ACTCOSS welcomes motion to extend out-of-home care to 21

The ACT Council of Social Service (ACTCOSS) welcomes the motion by Shadow Minister Families, Youth and Community Services, Elizabeth Kikkert MLA, to support the extension of out-of-home care for young people to the age of 21.

The ACT Government through the 10th Parliamentary & Governing Agreement includes improving the extended care of 18- to 21-year-olds in the out-of-home care system as one of its agreed legislative reforms. Currently, young people and carers are able to opt in to arrangements, with carers receiving a subsidy. However, this is determined on a case-by-case basis, and is only available to young people living with a kinship or foster carer.

ACTCOSS is part of the Home Stretch campaign which is working to ensure all young people leaving the care system are able to access extended care to 21 years of age.

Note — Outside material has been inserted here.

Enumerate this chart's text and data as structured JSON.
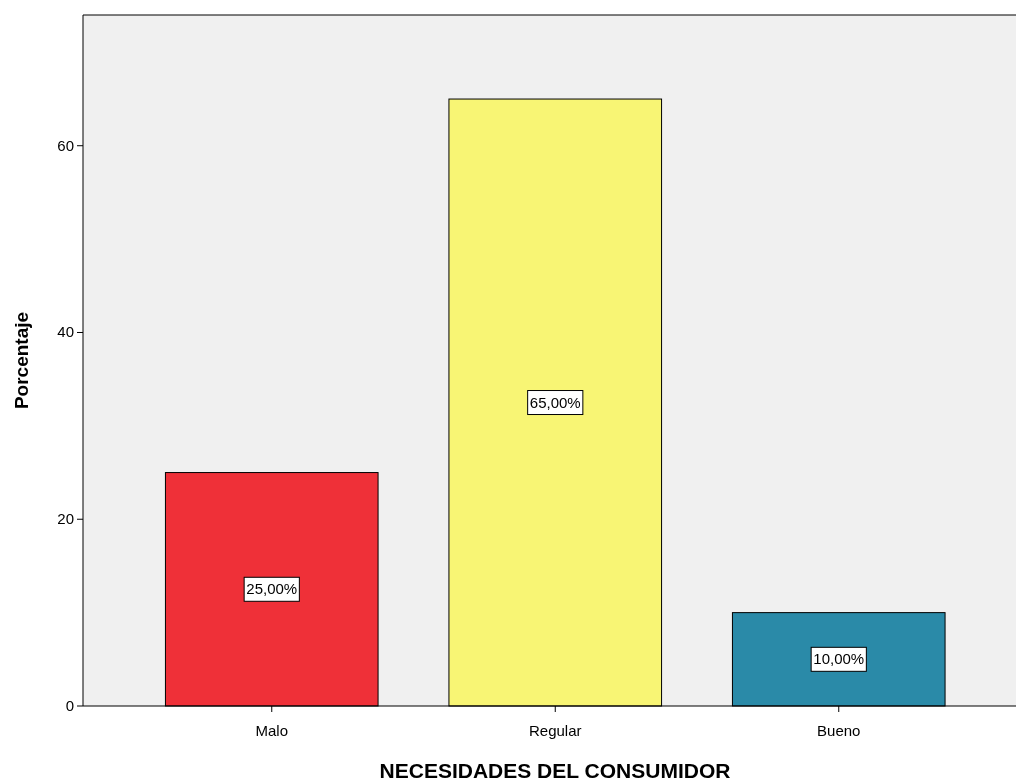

Dr Emma Campbell, ACTCOSS CEO said: “The first few years of adulthood can be a challenging time for any young person, but particularly so for those transitioning out of care. Many young people rely on one of Australia’s biggest lenders, the Bank of Mum and Dad, for financial and other supports as they leave home and find their feet – however, young people leaving care arrangements may not have access to these supports. They should be able to access a safe, secure and supported independent living program to maximise their opportunities for study and work.

“ACTCOSS has been advocating for an increase in investment in the out-of-home care system including an extension of supported placements for all young people in out-of-home care, without individual assessments and incremental approval, from 18 to 21 years; and access to an aftercare service for young people up to the age of 25 years.

“From January this year, all young people in Victoria are eligible for extended care to 21 years that provides support including housing allowances, an allocated worker and brokerage per young person for education, employment and other expenses. It also includes the ability to re-enter the care system for support if they have left care at 18 but later find themselves homeless.

“We hope that the ACT Government will follow Victoria and to ensure young people exiting care get the support they need. Support that is non-discretionary, accessible, and covers young people no matter what form of care they are exiting,” Dr Campbell concluded.

ACTCOSS advocates for social justice in the ACT and represents not-for-profit community organisations.